Broken Peace

It wasn’t until I was standing in front of a temple covered with broken ceramics in Central Vietnam that I finally connected a story my friend once told me with my need to leave bits of tile in public spaces. His tale was one I’d heard before, either on the news or in another town, but what stood out to me most was his reminder of that day: the absence of two blue tiles in the cafe floor that had been too stained with blood to save.

While researching my trip to Vietnam and Cambodia I was hard pressed to find anything that didn’t reference the war or genocide. It felt familiar, being no stranger to forced narratives from the local media in regards to my own experience with tragedy. And it wasn’t long before another public shooting happened, coinciding with my research into two countries defined by tragedy, presenting another community dealing with the aftermath.

I feel we have become so practiced at slicing up tragedy by motive and circumstance and so by those standards I won’t compare, for example, the death of a protester at the hands of their government with a man walking into a cafe with a gun; they are too different. However, it was the response by the community surrounding those tragedies that led to me placing tile as a memorial to those moments. It is not my intention for those places to be forever defined by what took place there, instead it’s my hope that by using temporary materials and placing them in well traveled areas that time will help them fade away.

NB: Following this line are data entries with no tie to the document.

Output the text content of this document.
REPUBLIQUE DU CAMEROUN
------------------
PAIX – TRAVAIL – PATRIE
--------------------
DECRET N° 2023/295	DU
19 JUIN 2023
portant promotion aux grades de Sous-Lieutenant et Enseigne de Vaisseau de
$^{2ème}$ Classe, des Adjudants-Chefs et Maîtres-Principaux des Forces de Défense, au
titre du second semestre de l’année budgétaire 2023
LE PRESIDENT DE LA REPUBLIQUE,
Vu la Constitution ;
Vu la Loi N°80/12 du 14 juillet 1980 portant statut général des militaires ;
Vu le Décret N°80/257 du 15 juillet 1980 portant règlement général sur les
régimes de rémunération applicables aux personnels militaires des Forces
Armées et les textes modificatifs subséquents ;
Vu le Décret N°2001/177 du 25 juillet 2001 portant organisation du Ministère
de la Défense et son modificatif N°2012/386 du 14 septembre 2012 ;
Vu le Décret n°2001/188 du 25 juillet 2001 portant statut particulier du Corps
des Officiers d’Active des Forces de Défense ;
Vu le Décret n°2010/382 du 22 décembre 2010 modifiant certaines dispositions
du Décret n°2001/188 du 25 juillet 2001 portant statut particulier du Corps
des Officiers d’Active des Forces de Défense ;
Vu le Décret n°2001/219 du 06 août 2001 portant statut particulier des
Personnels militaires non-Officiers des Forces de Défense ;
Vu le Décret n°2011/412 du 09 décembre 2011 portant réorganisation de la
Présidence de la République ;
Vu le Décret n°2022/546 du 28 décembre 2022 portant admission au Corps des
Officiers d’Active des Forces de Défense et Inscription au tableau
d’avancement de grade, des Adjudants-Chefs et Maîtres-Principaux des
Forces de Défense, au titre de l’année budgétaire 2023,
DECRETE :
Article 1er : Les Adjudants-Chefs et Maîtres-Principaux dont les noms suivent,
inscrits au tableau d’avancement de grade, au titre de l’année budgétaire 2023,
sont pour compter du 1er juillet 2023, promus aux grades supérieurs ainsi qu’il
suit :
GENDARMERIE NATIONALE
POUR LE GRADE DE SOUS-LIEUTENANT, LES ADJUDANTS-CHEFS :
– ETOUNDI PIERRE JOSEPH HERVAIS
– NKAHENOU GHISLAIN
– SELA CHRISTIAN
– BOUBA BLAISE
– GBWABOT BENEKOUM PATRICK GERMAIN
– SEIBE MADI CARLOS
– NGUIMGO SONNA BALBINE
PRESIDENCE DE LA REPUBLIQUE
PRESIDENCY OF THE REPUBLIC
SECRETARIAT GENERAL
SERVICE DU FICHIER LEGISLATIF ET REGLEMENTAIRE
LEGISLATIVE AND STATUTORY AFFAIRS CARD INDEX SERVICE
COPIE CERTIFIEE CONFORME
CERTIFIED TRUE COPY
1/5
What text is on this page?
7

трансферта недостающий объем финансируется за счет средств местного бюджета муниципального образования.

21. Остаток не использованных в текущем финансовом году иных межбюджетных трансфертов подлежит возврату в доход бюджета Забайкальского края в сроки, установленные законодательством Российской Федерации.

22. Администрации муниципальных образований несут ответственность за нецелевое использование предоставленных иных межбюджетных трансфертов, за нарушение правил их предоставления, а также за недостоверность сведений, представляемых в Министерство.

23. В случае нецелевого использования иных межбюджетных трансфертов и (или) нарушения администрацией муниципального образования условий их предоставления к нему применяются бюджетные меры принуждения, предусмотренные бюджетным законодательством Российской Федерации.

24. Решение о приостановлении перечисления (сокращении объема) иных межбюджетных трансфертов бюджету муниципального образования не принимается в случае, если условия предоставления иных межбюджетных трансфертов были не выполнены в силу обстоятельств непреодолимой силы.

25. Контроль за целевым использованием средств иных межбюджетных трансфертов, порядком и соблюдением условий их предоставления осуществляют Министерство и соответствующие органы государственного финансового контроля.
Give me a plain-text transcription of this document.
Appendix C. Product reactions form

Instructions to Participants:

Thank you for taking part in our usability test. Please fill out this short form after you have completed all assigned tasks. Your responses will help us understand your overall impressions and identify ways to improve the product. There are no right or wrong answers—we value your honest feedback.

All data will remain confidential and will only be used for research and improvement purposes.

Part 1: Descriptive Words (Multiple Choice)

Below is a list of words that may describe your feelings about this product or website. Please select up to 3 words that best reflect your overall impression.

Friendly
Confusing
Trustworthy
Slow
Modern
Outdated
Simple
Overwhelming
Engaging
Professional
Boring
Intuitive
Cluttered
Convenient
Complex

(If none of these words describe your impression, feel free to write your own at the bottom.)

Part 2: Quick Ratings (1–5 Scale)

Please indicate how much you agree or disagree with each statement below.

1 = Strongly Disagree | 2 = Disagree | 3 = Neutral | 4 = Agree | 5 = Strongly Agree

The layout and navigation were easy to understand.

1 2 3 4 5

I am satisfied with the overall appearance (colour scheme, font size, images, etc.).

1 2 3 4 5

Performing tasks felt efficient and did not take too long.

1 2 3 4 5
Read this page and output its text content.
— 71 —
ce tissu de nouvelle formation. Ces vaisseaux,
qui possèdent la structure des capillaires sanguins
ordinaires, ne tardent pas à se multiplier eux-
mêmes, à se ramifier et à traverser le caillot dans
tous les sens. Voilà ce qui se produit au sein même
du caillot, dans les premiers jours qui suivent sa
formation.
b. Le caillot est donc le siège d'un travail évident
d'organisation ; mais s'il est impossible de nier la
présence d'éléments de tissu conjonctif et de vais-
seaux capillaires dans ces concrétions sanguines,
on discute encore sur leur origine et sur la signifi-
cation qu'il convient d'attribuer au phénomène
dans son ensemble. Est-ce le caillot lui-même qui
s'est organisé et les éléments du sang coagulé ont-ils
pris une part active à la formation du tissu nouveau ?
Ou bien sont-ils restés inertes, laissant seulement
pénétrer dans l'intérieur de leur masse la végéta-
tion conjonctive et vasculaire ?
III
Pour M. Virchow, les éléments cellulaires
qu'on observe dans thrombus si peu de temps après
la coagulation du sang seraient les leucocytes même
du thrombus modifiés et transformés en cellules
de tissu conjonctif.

When we returned home to Seattle from our SE Asia trip my husband and I were documenting my placement of tile in a location where the Seattle Police Department had shot a 370-lb mentally ill man. The man was armed with a piece of rebar and only one of the officers who responded to the scene had Crisis Intervention Training. A woman, who told us she lives on the block, noticed us and upon hearing why I was moved to place a memorial here she said “it was so sad, and really hard on us all.” As she walked away, holding the hands of her two daughters, I couldn’t help but hear a Cambodian saying over and over in my head which began as pidgin English but these days is said with knowing irony: same same, but different.